Memphis Bridge Waves Red Flag for Infrastructure


First things first: It’s not a good thing when a major interstate bridge spanning the Mississippi River has to close for emergency repairs.

When the Interstate 40 bridge was shut down May 11 after a crack was discovered in a supporting beam, the closing promised to wreak havoc on transportation in the region. It has delivered on that promise so far, unfortunately.

The silver lining of the situation, other than the fact that the crack was discovered before the six-lane bridge collapsed, is that the shutdown and subsequent logistical nightmare are shining a light on an age-old problem. America’s infrastructure is old.

The I-40 bridge, which opened in 1973, is called the new bridge because the I-55 bridge, which also crosses the Mississippi River at Memphis, is even older, having opened in 1949. When things that are 47 years old are new, that’s not a good sign and that is coming from someone who was born before the new bridge opened.

Sigh.

“It certainly is timely if unfortunate for us here in the region,” Shannon Newton, the president of the Arkansas Trucking Association, said of the bridge’s closing. “I think it highlights the age of infrastructure in general. If you and I would refer to something as the new something, you would think it was newer than born in [1973]. The way we refer to the I-40 bridge as the new bridge and the I-55 bridge as the old bridge — at some point there has to be a reckoning and reinvestment at levels that are more than just maintenance and upkeep if we are going to rely on the interstate system the way our current economy does.”

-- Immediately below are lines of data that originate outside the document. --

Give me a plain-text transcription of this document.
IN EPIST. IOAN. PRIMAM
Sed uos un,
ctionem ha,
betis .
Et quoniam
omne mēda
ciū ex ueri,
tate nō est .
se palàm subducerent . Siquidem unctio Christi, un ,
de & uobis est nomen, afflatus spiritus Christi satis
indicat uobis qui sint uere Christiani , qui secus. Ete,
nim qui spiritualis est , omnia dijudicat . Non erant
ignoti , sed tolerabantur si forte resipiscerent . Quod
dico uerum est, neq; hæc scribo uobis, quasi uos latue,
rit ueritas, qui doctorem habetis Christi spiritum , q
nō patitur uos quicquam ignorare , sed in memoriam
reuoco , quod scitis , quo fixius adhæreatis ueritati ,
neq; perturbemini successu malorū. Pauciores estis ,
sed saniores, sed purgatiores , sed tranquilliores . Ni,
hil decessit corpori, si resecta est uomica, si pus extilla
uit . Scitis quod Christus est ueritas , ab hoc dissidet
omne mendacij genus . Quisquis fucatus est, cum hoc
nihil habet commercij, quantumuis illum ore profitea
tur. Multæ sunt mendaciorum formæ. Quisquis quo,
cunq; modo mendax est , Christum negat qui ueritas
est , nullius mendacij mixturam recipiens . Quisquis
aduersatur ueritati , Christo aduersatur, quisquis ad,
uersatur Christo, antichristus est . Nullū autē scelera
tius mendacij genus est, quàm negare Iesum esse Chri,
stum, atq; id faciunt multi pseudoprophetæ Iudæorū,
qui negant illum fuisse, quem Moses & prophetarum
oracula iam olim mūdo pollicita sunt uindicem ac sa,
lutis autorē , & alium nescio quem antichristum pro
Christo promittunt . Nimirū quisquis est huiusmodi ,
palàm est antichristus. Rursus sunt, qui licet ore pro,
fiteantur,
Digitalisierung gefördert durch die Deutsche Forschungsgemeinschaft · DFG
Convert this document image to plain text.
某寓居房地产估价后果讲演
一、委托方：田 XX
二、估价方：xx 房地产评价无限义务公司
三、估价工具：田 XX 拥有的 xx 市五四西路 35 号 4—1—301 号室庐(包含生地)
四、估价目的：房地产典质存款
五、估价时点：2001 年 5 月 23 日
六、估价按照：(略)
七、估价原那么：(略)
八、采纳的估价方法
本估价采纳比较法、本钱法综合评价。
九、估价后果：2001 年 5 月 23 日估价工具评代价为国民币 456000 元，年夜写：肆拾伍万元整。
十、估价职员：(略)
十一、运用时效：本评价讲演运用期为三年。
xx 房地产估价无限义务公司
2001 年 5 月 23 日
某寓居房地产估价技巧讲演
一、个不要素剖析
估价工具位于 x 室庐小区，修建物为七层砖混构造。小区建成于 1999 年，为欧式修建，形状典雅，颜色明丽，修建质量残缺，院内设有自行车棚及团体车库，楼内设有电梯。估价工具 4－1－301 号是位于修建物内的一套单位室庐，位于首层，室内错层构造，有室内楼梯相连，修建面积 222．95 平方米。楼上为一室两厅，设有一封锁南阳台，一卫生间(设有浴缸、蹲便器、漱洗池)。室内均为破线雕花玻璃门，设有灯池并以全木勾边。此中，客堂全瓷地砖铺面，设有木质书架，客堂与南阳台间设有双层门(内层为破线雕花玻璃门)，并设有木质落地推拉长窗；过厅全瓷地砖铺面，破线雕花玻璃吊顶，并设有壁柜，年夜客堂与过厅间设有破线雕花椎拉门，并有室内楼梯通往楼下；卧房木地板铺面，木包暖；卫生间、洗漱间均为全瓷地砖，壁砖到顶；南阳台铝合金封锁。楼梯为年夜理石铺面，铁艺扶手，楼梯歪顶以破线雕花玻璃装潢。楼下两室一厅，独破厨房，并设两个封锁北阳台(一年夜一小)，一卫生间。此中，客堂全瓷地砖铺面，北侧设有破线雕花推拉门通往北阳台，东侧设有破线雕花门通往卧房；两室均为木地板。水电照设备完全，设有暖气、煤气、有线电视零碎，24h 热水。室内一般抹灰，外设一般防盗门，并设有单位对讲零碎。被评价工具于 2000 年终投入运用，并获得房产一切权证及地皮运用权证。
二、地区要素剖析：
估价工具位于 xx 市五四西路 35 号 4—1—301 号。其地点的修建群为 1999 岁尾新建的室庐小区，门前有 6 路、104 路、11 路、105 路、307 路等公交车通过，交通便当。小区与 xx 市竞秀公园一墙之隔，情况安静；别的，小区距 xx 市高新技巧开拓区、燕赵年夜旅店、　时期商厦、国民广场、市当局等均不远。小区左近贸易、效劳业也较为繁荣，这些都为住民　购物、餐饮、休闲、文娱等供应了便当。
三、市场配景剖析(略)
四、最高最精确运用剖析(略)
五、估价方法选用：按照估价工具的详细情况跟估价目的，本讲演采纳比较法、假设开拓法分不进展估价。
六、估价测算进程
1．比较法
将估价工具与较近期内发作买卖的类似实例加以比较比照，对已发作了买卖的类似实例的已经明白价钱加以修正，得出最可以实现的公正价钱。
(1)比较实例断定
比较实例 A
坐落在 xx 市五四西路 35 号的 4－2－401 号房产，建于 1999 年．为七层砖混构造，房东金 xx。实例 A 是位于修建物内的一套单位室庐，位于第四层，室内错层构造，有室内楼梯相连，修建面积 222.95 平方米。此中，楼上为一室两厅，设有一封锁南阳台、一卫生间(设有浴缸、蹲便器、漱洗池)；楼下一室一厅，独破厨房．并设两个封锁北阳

“If anything, recent events like the bridge closure highlight the need for continued dialogue.”

SHANNON NEWTON
President, Arkansas Trucking Association


Newton got a chance to say as much, and more, at a roundtable discussion June 3 at FedEx in Memphis.

Transportation Secretary Pete Buttigieg attended, as well as U.S. Sen. Marsha Blackburn, R-Tenn., and Stephanie Pollack with the Federal Highway Administration.

“It was a reality check that we are living in our grandmother’s house,” Newton said. “I don’t know how long we can just pay the rent and hope everything works out. Everything is old.”

Newton told the panel that the delays and detours caused by the bridge shutdown cost the Arkansas trucking industry an estimated $2 million a day. The bridge is the major east-west route for Arkansas, and it is a major cog for I-40, which runs nearly coast to coast.

Arkansas truckers are faced with a decision when they travel east, Newton told Buttigieg. They can either risk facing traffic jams by taking the four-lane I-55 bridge or they can drive 100 miles north or 60 miles south to other bridges that span the Mississippi.

A company such as FedEx has technology and staffing to help their drivers make the best decision. Smaller trucking companies don’t have those resources, so their drivers are basically flipping a coin: get stuck in traffic for an hour or more — current delays average 60 minutes, down from 88 minutes, Newton said — or they can drive an hour or more out of the way.

The costs add up from extra miles, extra diesel, extra time. Coming on the heels of the pandemic, it is another burden the trucking industry could do without.

“We are going to continue to deliver freight,” Newton said at the roundtable. “We are going to find a way to get goods from where they are to where they need to be. That process right now is a little bit messy.”

There is currently a highly debated infrastructure bill in front of Congress, and perhaps the bridge can serve as motivation for the two political sides to carve out something that helps solve the problem. That would be a welcome change.

Newton said the roundtable was a huge stage that gave the region’s trucking voices a chance to stress the importance of infrastructure to national leaders.

“If anything, recent events like the bridge closure highlight the need for continued dialogue,” Newton said.